Sustainability

Rich Byrd

Sustainability

services landmass top left
services landmass top right
services landmass top center

Sustainability is a hot concept these days.
We shouldn’t be doing things to the environment that we can’t continue because they consume resources and don’t renew them. The lumber industry these days is sustainable; they plant as many trees as they cut. Oil is not sustainable though how soon we’ll start to run out is highly controversial.
Another word for the same thing is viability: the capability of something to continue on, to survive on its own.
In finance it’s what’s known as a positive ROI – Return on Investment. More dollars gotten back than dollars invested.
It’s an important concept for marketing as well.
A sustainable marketing effort has to cost less than the marginal net profit from the sales resulting. In short, if your marketing costs $1,000, and generates an additional $5,000 in sales, which cost $4,000 in cost of goods, labor, sales commissions, etc. etc., you’ve only broken even.
You need to do at least a couple dollars better than that to be able to continue a marketing effort indefinitely.
In the short term, “big bang” marketing efforts often are launched knowing they are probably not going to pay for themselves.

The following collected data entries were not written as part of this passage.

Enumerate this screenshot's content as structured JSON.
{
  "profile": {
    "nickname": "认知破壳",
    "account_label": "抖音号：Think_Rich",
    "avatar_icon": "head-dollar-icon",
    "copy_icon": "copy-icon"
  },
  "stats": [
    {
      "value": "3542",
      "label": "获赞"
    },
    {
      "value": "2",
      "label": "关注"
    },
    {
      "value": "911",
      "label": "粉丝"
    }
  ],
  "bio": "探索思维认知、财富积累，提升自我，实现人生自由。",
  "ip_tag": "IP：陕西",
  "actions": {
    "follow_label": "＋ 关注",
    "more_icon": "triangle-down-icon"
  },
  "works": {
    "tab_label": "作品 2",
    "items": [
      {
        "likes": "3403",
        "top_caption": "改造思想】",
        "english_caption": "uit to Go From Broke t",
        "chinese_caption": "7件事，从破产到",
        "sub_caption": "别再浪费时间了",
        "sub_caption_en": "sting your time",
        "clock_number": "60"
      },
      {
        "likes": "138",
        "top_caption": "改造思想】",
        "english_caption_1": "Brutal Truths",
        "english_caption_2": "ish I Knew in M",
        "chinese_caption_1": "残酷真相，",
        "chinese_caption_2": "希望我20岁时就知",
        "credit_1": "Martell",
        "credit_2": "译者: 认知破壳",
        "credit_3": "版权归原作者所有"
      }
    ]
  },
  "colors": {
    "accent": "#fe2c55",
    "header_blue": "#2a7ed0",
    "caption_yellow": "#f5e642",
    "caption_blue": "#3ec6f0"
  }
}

That is done to jump start something. It’s also done knowing you don’t intend to continue it. Usually you then scale it back to something you can afford on an ongoing basis.
If this seems like beating the obvious to death, I can’t tell you how many times I’ve dealt with small business owners who have NOT made a computation like this in planning their marketing efforts.
To expand, you have to develop a sustainable marketing program that is also scalable – meaning it can be increased in size.
You have to be able to measure the ROI of your marketing efforts. That can be difficult. But it’s essential.
Otherwise the more you spend on your marketing, the faster you go broke.